The nice part about using something like markdown, is that this job is done for you. There are plenty of ways to parse markdown, and rendered to individual platforms outside of just HTML.

However the issue with this is writing markdown is limited to that specific spec. There are other specs for different use-cases, like Latex, which is used in academia. Or if your user’s don’t want to learn that ** creates bold-text, then you might need to “hide away” the data into an object, which is what Google Docs does, or what some rich-text editors do for you.

Generally, unless you want to create your own format of data you’d leverage one of these tools.

Finally its worth pointing out that there is a key security issue you must pay attention to when doing something like this, and thats XSS, or Cross Site Scripting. This is where a malicious user can “run-code” on other peoples browser by injecting their own code via these “input-boxes” that are then rendered.

If for example we take this forum, I write the following code in my message:

<script>
  alert('HACKED!');
</script>

and post my message, and the forum has 0 XSS precautions, any user who comes and “sees” my comment would then execute that as HTML/JS and “get hacked”. This code is benign, but could represent actually malicious code.

The correct way to prevent this is sanitization. Sanitization if the above code isn’t saved or “ran” as HTML and instead is just text of HTML and safe. This should be done before saving it into your database, and possibly even later when the page is being rendered (in-case it somehow didn’t get sanitized when being saved).

Most client-side libraries that can handle rendering “rich-text”, either from markdown or other formats, will provide utilities and documentation to prevent this from happening. This is also why letting users write HTML directly and just rendering it without any sanitization isn’t a good idea.

SixStringsCoder · February 11, 2022, 7:56am

Thank you , Dan and Brad, for your replies.

My data will not interface with any user input (i.e. no forms).
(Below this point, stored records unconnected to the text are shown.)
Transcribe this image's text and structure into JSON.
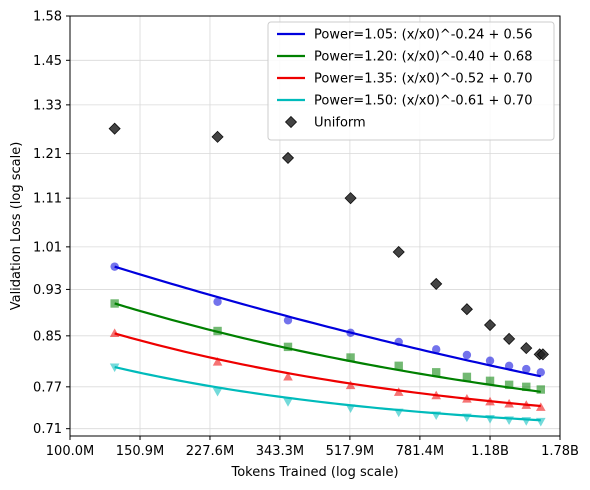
{
  "chart_data": {
    "type": "scatter",
    "xlabel": "Tokens Trained (log scale)",
    "ylabel": "Validation Loss (log scale)",
    "x_scale": "log",
    "y_scale": "log",
    "xlim": [
      100000000,
      1780000000
    ],
    "ylim": [
      0.7,
      1.58
    ],
    "grid": true,
    "legend_position": "top-right",
    "x_ticks": [
      {
        "value": 100000000,
        "label": "100.0M"
      },
      {
        "value": 150900000,
        "label": "150.9M"
      },
      {
        "value": 227600000,
        "label": "227.6M"
      },
      {
        "value": 343300000,
        "label": "343.3M"
      },
      {
        "value": 517900000,
        "label": "517.9M"
      },
      {
        "value": 781400000,
        "label": "781.4M"
      },
      {
        "value": 1180000000,
        "label": "1.18B"
      },
      {
        "value": 1780000000,
        "label": "1.78B"
      }
    ],
    "y_ticks": [
      {
        "value": 0.71,
        "label": "0.71"
      },
      {
        "value": 0.77,
        "label": "0.77"
      },
      {
        "value": 0.85,
        "label": "0.85"
      },
      {
        "value": 0.93,
        "label": "0.93"
      },
      {
        "value": 1.01,
        "label": "1.01"
      },
      {
        "value": 1.11,
        "label": "1.11"
      },
      {
        "value": 1.21,
        "label": "1.21"
      },
      {
        "value": 1.33,
        "label": "1.33"
      },
      {
        "value": 1.45,
        "label": "1.45"
      },
      {
        "value": 1.58,
        "label": "1.58"
      }
    ],
    "series": [
      {
        "name": "Power=1.05: (x/x0)^-0.24 + 0.56",
        "color": "#0000dd",
        "marker": "circle",
        "fit": {
          "exponent": -0.24,
          "offset": 0.56
        },
        "points": [
          {
            "x": 130000000,
            "y": 0.972
          },
          {
            "x": 238000000,
            "y": 0.908
          },
          {
            "x": 360000000,
            "y": 0.876
          },
          {
            "x": 520000000,
            "y": 0.855
          },
          {
            "x": 690000000,
            "y": 0.84
          },
          {
            "x": 860000000,
            "y": 0.828
          },
          {
            "x": 1030000000,
            "y": 0.819
          },
          {
            "x": 1180000000,
            "y": 0.81
          },
          {
            "x": 1320000000,
            "y": 0.802
          },
          {
            "x": 1460000000,
            "y": 0.797
          },
          {
            "x": 1590000000,
            "y": 0.792
          }
        ]
      },
      {
        "name": "Power=1.20: (x/x0)^-0.40 + 0.68",
        "color": "#008000",
        "marker": "square",
        "fit": {
          "exponent": -0.4,
          "offset": 0.68
        },
        "points": [
          {
            "x": 130000000,
            "y": 0.905
          },
          {
            "x": 238000000,
            "y": 0.858
          },
          {
            "x": 360000000,
            "y": 0.832
          },
          {
            "x": 520000000,
            "y": 0.815
          },
          {
            "x": 690000000,
            "y": 0.802
          },
          {
            "x": 860000000,
            "y": 0.792
          },
          {
            "x": 1030000000,
            "y": 0.785
          },
          {
            "x": 1180000000,
            "y": 0.779
          },
          {
            "x": 1320000000,
            "y": 0.773
          },
          {
            "x": 1460000000,
            "y": 0.77
          },
          {
            "x": 1590000000,
            "y": 0.766
          }
        ]
      },
      {
        "name": "Power=1.35: (x/x0)^-0.52 + 0.70",
        "color": "#ee0000",
        "marker": "triangle-up",
        "fit": {
          "exponent": -0.52,
          "offset": 0.7
        },
        "points": [
          {
            "x": 130000000,
            "y": 0.854
          },
          {
            "x": 238000000,
            "y": 0.808
          },
          {
            "x": 360000000,
            "y": 0.785
          },
          {
            "x": 520000000,
            "y": 0.772
          },
          {
            "x": 690000000,
            "y": 0.762
          },
          {
            "x": 860000000,
            "y": 0.757
          },
          {
            "x": 1030000000,
            "y": 0.752
          },
          {
            "x": 1180000000,
            "y": 0.748
          },
          {
            "x": 1320000000,
            "y": 0.745
          },
          {
            "x": 1460000000,
            "y": 0.743
          },
          {
            "x": 1590000000,
            "y": 0.74
          }
        ]
      },
      {
        "name": "Power=1.50: (x/x0)^-0.61 + 0.70",
        "color": "#00bbbb",
        "marker": "triangle-down",
        "fit": {
          "exponent": -0.61,
          "offset": 0.7
        },
        "points": [
          {
            "x": 130000000,
            "y": 0.8
          },
          {
            "x": 238000000,
            "y": 0.763
          },
          {
            "x": 360000000,
            "y": 0.748
          },
          {
            "x": 520000000,
            "y": 0.739
          },
          {
            "x": 690000000,
            "y": 0.733
          },
          {
            "x": 860000000,
            "y": 0.729
          },
          {
            "x": 1030000000,
            "y": 0.726
          },
          {
            "x": 1180000000,
            "y": 0.724
          },
          {
            "x": 1320000000,
            "y": 0.722
          },
          {
            "x": 1460000000,
            "y": 0.721
          },
          {
            "x": 1590000000,
            "y": 0.72
          }
        ]
      },
      {
        "name": "Uniform",
        "color": "#222222",
        "marker": "diamond",
        "points": [
          {
            "x": 130000000,
            "y": 1.27
          },
          {
            "x": 238000000,
            "y": 1.25
          },
          {
            "x": 360000000,
            "y": 1.2
          },
          {
            "x": 520000000,
            "y": 1.11
          },
          {
            "x": 690000000,
            "y": 1.0
          },
          {
            "x": 860000000,
            "y": 0.94
          },
          {
            "x": 1030000000,
            "y": 0.895
          },
          {
            "x": 1180000000,
            "y": 0.868
          },
          {
            "x": 1320000000,
            "y": 0.845
          },
          {
            "x": 1460000000,
            "y": 0.83
          },
          {
            "x": 1580000000,
            "y": 0.82
          },
          {
            "x": 1610000000,
            "y": 0.82
          }
        ]
      }
    ]
  }
}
It’s just data that will be used to populate a webpage or Native app via API calls or just stored in the app as a JSON file. But it still sounds like no HTML markings should be used for storage (stored as a strings to be interpolated) and should only be the target format.

The Markdown solution is the one I heard about, too. I suppose I would use something like Marked that parses the markdown to HTML? Here’s one for Swift. so that could help me on the Native side.

I’ll also look into Latex. I’d heard of this before but know nothing about it. The data is actually for an online course about the Pali language so it is educational content. I’ll see if this offers me more flexibility than markdown since I do have lots of footnotes to account for. Though I see that markdown can do footnotes. What I love about HTML is that I can create data attributes for these footnotes to be accessed by JavaScript for pop-ups. So I’m trying to think about how to handle that with rich-text data.

I appreciate the replies. I have some hope now and will just do more investigation.

SixStringsCoder · February 14, 2022, 6:06am

As I’m looking into a Markdown solution I’m coming up short because I can’t find a way to include ID and class attributes in the Markdown.

Example <div class="pali" id="ref-note-1">Some word</div>

Has this been your experience, too, that Markdown doesn’t normally allow for attributes like ID and class but using Markdown syntax (i.e. not HTML syntax which can usually be read by the Markdown program)?

I’m working in SvelteKit, so I’d like to run the data through a Markdown module then render it in the component with the correct IDs and classes.

Would XML be a better solution since it can use attributes or is XML considered outdated?